Jackson and Parry end up talking about the challenges that followers face to just speak truth to power, but yet quote Ira Challeff “An effective follower is supportive, not passive!” (pg 52) and further down the page, they quote Oc and Bashshur to say “find safety in numbers”. I agree with Challeff, and with Oc and Bashsur that those ideas, respectively, are parts of followership. And it isn’t fair to say that Jackson and Parry are trying to answer the question with those quotes- but they do show a parallel concern when they say that “Followers can exert greater (and safer) influence over leaders when they work together.” (pg 52).

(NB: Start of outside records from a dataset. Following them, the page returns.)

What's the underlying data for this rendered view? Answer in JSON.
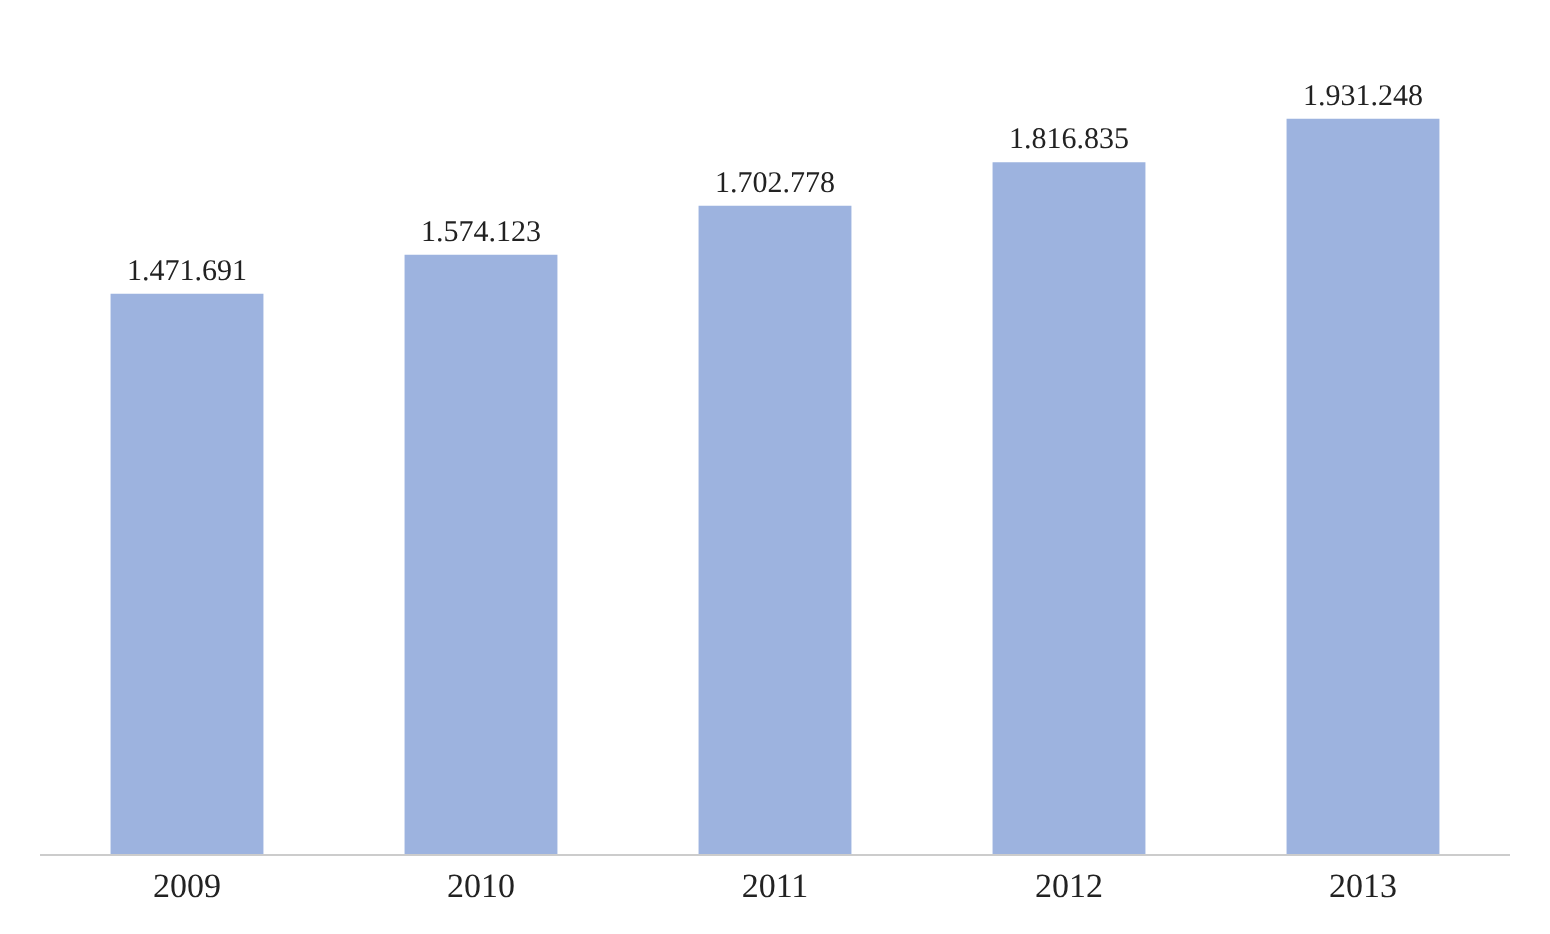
{
  "chart_data": {
    "type": "bar",
    "categories": [
      "2009",
      "2010",
      "2011",
      "2012",
      "2013"
    ],
    "values": [
      1471691,
      1574123,
      1702778,
      1816835,
      1931248
    ],
    "value_labels": [
      "1.471.691",
      "1.574.123",
      "1.702.778",
      "1.816.835",
      "1.931.248"
    ],
    "color": "#9db3df",
    "legend": false
  }
}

I know there have been times I’ve continued to follow a course of (in)action, that to the outside perspective could very well look like I was following the lead of a morally bankrupt “leader” who was reinforcing community/social norms, and I have gone along because it wasn’t safe for me to disagree. The desire to stay alive made me complicit. Much of what I’ve read for “follower centered” styles feels like it doesn’t go far enough to examine where and how the leader’s power comes from, and consequences to the followers for deviating from the flock. Though the article “How did that happen? Making sense of the 2016 US presidential election result through the lens of the ‘leadership moment’” certainly does explore the context and hence, social/community mores, it doesn’t address consequences to followers for not following. This isn’t a criticism of the piece- it would be unwieldy to add to what Ladkin already addresses in the article.
So, how do I answer “When should a follower no longer follow the leader?” When the fear for your soul as a result of your inaction or action is greater than the fear of bodily harm, which is what Emilia showed me last week when I saw her denounce her husband Iago on the stage at the Globe, and why the original caption for the photo of Desdemona and Othello is “Fatal Submissiveness” . Which is what I saw when Dr Blasey Ford testified this week. Which is what I have done.
The book Leading Quietly by Joseph L. Badaraccoo, Jr has been a wonderful “fit” for me. It didn’t come as much of a surprise when I got to the end and in the appendix Badaraccoo explains he began to think about quiet leadership from the context of discussing works of literature. As a consequence for the times I’ve been complicit, as I have moved into leadership opportunities, I have preferred to prioritize a facilitator style of leadership-which can be highly effective in some places, and allows me to check in and gain consensus. It’s a valid leadership style- but it also echoes what is needed to be an effective follower. And yet, I think I can do better. I’d like to bring a quiet style of leadership to more of my life, and to do so, I need to break it down and learn it, not just do it from instinct and trial and error.
And I’ll keep reading literature and finding examples to follow- like Naismith and Henry V from the previous blog post- and examples to learn what not to do- like Iago and Lear. And finding hope in the quiet leadership of others.